For Jekyll, the horseshoe crab experiment represents another step in the island's wide-ranging conservation efforts. "In terms of this project, our goal is to step back and let the research unfold," says Benjamin Carswell, Director of Conservation for the Jekyll Island Authority. The horseshoe crab project, with its potential to advance medical research, aid migratory birds, and to bolster the crab population up and down the coast, marks a reach beyond local conservation.
H"This is exciting for us to host and be part of," Carswell says. "Regionally and even globally, the impact of this project goes far beyond Jekyll."

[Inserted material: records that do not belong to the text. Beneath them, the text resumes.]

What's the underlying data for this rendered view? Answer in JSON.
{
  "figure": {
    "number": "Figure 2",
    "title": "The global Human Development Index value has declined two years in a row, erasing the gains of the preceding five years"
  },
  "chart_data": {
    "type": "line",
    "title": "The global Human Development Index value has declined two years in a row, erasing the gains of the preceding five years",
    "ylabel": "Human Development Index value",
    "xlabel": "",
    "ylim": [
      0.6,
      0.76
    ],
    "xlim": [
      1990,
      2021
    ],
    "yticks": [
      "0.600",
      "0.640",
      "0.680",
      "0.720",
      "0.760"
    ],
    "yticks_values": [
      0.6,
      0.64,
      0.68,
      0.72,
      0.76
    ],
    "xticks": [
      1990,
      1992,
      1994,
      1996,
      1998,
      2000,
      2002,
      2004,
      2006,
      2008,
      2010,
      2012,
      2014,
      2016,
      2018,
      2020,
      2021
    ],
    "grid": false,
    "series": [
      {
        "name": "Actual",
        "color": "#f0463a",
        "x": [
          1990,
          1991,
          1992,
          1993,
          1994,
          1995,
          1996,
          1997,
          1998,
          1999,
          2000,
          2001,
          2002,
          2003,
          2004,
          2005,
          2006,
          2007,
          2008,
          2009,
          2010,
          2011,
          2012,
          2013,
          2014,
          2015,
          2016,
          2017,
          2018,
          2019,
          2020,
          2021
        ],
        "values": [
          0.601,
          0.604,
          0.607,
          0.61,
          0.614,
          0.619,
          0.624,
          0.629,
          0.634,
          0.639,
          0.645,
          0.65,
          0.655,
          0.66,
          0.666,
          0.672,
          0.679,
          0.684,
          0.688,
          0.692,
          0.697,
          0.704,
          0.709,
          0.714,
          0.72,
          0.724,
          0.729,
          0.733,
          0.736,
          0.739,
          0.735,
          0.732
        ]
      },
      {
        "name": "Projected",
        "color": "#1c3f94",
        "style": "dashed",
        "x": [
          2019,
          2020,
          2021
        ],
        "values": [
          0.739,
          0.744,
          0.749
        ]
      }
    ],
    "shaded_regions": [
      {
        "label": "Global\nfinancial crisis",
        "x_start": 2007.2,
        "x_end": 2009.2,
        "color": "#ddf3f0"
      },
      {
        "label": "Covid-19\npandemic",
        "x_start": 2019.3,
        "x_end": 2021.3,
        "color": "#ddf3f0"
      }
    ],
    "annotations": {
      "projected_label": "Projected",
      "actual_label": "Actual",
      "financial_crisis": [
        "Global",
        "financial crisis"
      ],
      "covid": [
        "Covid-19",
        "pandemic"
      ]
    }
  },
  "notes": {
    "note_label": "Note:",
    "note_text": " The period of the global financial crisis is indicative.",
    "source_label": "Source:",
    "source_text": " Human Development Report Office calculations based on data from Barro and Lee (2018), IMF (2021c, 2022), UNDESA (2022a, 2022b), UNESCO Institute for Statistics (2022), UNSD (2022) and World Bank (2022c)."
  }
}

How you can help both horseshoe crabs and shorebirds at the beach
Do the Flip
If you spot an upside-down crab, simply flip it over so it can find its way back to the ocean. Or carry it (by the sides of the shell) and place it close to the water. (Don’t pick it up by the tail.) In some parts of the East Coast, volunteers walk the beaches and flip the crabs. Wrong-way-up crabs—prevalent on coastlines with man-made structures such as breakwaters and in places like Jekyll, where strong tides can toss the creatures—can get stuck if you don’t help out. “They might look scary but they don’t sting and they can’t hurt you,” says UGA marine scientist Bryan Fluech.
Spare the Eggs
The eggs are tiny, green spheres, laid near the surface of the sand. “They look like green BBs, or those nonpareil candies that decorate cakes,” says Sterling. If you see them washed up on the shore, leave them alone so shorebirds can feast.
Don’t Bug the Birds
Resist the urge to rush at birds to prompt them to fly en masse. That might make for a great Instagram moment, but it can have a devastating impact on the birds. “They only have a short window of time to put on the weight they need,” and the energy required for a burst of flight or feeling pressured to move on to another section of beach can slow that process, says Sterling. If birds don’t build those reserves, “they will not make it and won’t survive the journey or breed successfully when they arrive.”
Fill In Those Holes
Digging big pits in the sand might seem like fun, but those holes can be treacherous for creatures such as sea turtles and horseshoe crabs. They can get trapped. Fill in holes before you leave the beach for the day. “The golden rule,” says Fluech, is to “be mindful of marine life, on the beaches, in the air, and in the water.”